M. Cortois de Balore, évêque de Nimes. Je ferai remarquer qu'en tout état de cause, les scellés ne peuvent être apposés que sur les bibliothèques des corps et non sur celles des particuliers.

M. Regnaud de Saint-Jean-d'Angely. Comme l'on pourrait craindre des arrangements frauduleux à raison de certaines possessions litigieuses du clergé, je propose d'interdire aux titulaires des bénéfices et administrateurs actuels des biens ecclésiastiques, de consentir aucun arrêt d'expédients ou de transactions, sous aucun prétexte que ce soit, jusqu'à ce que l'Assemblée ait statué sur la disposition de ces biens. Je propose également de défendre aux notaires de passer des transactions et aux tribunaux de prononcer de pareils arrêts d'expédient.

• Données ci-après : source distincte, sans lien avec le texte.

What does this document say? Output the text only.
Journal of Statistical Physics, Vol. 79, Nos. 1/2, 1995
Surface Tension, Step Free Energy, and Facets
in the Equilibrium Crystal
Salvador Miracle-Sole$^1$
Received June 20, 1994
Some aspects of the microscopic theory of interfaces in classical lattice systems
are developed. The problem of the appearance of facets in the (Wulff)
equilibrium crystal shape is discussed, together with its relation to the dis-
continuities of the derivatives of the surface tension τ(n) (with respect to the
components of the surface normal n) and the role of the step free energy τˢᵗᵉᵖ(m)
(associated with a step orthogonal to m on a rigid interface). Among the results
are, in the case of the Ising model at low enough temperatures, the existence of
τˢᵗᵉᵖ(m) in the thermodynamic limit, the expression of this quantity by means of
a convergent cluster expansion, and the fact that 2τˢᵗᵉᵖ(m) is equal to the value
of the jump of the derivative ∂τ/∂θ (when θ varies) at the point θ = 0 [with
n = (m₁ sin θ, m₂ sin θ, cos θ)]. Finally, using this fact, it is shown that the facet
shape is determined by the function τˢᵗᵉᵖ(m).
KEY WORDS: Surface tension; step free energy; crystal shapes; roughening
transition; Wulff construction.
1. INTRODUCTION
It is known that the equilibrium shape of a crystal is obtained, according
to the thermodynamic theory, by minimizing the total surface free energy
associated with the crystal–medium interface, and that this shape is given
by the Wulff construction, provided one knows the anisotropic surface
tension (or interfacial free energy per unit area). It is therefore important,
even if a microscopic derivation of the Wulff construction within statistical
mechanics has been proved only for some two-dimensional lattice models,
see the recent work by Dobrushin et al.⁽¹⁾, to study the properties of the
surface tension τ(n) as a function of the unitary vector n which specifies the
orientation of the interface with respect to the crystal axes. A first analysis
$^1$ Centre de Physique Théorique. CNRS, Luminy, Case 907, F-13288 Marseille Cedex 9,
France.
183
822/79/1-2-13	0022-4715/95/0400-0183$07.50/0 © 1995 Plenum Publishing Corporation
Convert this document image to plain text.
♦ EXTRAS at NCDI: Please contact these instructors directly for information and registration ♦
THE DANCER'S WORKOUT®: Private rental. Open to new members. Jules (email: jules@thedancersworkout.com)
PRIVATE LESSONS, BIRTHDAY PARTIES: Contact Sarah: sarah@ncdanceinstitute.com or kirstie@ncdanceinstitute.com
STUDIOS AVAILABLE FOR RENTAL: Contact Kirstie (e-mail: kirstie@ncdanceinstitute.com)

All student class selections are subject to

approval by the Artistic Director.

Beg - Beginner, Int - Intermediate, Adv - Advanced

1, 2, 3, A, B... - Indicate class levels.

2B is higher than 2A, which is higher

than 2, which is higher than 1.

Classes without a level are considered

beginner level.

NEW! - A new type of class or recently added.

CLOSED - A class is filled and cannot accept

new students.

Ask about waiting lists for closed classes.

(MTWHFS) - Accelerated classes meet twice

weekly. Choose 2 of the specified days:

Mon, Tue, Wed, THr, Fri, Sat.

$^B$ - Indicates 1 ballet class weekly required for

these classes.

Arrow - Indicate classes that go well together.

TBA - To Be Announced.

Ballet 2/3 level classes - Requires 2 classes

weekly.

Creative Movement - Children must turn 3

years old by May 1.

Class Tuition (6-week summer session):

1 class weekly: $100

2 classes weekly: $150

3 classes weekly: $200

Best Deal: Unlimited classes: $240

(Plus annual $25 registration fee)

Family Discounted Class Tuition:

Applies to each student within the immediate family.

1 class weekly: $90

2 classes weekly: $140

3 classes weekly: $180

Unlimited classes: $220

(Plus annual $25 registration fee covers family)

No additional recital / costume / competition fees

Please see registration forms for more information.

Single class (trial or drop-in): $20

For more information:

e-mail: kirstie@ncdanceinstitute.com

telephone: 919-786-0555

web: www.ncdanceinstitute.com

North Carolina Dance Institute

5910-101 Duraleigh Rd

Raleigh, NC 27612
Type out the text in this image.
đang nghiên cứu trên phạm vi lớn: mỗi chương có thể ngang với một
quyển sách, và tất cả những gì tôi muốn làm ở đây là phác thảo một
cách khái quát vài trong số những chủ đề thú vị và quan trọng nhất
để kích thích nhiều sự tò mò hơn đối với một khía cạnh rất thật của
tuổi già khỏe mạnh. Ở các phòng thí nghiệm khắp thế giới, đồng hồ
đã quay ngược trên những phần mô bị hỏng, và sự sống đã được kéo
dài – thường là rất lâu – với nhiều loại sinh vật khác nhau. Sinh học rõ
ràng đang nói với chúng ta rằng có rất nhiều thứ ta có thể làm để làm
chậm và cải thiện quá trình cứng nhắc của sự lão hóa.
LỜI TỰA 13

M. Bouchotte. Un inventaire sommaire des titres serait suffisant sans recourir aux scellés.

M. de Coulmiers, abbé d'Abbecourt. Il est des égards auxquels les ministres d'une religion sainte ont droit de prétendre; ce qui tend

à les avilir, tend à détruire le respect des peuples. Pourquoi recourir à des moyens flétrissants, les déclarations ne seraient-elles pas suffisantes? Je propose que les titulaires des bénéfices et chefs des communautés ecclésiastiques soient tenus de faire leur déclaration des effets, titres et papiers dont ils seront personnellement resresponsables envers la nation.

M. le Chapelier. Je ne cherche point à appuver la motion de M. Treilhard; elle me paraît n'en avoir pas besoin, d'après la manière dont elle a été attaquée et défendue.

Je me borne à exposer, d'après un fait, qu'il est aussi utile au clergé qu'à la nation que la proposition du scellé soit adoptéé. On a prétendu à Nantes que des ecclésiastiques dissipaient leur mobilier, et sur-le-champ on a voulu mettre le scellé partout, ce qui aurait alors été réellement désagréable pour le clergé; mais, dans l'espoir d'un décret prochain de l'Assemblé nationale, on a différé cette opération. Il est aisé de prévoir, dans de telles circonstances, ce qui résulterait d'un ajournement.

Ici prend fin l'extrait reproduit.